The other big justice issue for 2013 is economics. The protests in New Delhi come as one of the giants of India’s economic revolution, Ratan Tata, stepped down as head of Tata Sons Ltd after two decades at the helm. He built the business into a $100 billion (Dh367.8 billion) global conglomerate in ways that demonstrate why some bet India will be a more successful economy than China in 20 years. Yet, Tata’s departure coincides with the end of another era: The easy years of globalisation and the growth it brought. Gone are the days when India could get by on pockets of success in software and industry. Rising stars such as Indonesia and the Philippines are waiting behind China to grab market share.

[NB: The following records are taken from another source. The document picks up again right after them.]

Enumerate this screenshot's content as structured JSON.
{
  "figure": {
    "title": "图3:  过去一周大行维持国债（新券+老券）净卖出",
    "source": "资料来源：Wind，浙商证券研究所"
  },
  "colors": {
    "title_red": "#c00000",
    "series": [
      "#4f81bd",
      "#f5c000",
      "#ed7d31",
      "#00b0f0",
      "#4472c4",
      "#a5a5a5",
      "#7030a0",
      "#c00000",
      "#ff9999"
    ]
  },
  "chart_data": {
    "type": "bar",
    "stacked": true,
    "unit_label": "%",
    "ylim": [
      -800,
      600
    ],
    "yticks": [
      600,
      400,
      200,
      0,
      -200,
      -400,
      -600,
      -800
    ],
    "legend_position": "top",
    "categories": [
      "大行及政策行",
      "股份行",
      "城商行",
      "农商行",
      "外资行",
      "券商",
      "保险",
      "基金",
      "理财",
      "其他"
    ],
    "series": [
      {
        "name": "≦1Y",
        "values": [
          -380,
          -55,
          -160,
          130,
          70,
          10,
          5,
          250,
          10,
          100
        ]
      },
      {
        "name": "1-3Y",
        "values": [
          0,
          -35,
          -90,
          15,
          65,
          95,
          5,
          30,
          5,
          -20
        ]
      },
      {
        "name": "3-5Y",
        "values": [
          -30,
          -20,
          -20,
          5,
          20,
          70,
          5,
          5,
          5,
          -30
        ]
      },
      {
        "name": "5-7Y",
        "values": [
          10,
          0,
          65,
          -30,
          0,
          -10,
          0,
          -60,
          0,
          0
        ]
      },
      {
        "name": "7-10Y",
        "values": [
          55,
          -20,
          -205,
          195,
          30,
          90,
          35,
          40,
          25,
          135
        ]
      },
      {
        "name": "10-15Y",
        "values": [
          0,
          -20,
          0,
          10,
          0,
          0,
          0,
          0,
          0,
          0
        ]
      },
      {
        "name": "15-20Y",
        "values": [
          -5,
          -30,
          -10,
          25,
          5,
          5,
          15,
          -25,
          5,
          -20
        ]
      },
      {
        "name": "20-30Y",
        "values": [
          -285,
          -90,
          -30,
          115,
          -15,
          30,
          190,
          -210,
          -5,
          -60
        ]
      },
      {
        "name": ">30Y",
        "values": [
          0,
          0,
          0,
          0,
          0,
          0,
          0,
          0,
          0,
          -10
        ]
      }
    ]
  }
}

Policy drift in New Delhi and little progress in ending corruption get much of the blame. India wants to boost growth to 8 per cent or 9 per cent, but what is the point if graft concentrates its benefits among the elite? The spark for the protests in New Delhi was an act of unspeakable violence, but the tenor has broadened — at times taking on the same Arab Spring-like quality as the protests led in 2011 by anti-corruption activist Anna Hazare. It is telling that so many young, urban men are among the aggrieved denouncing rapes. That is a nod to the important role that gender equality plays in eradicating poverty. However, these demonstrations are also shaking the conscience of middle-class Indians who sense that their leaders have lost their way. The government’s tone-deaf response initially fuelled the outrage. Rather than engage the masses, authorities clashed with them and appeared more interested in cordoning off the city’s political centre — China-style. Certainly not a great report card for the India envisioned by Mahatma Gandhi.

— Washington Post

William Pesek is a Bloomberg View columnist.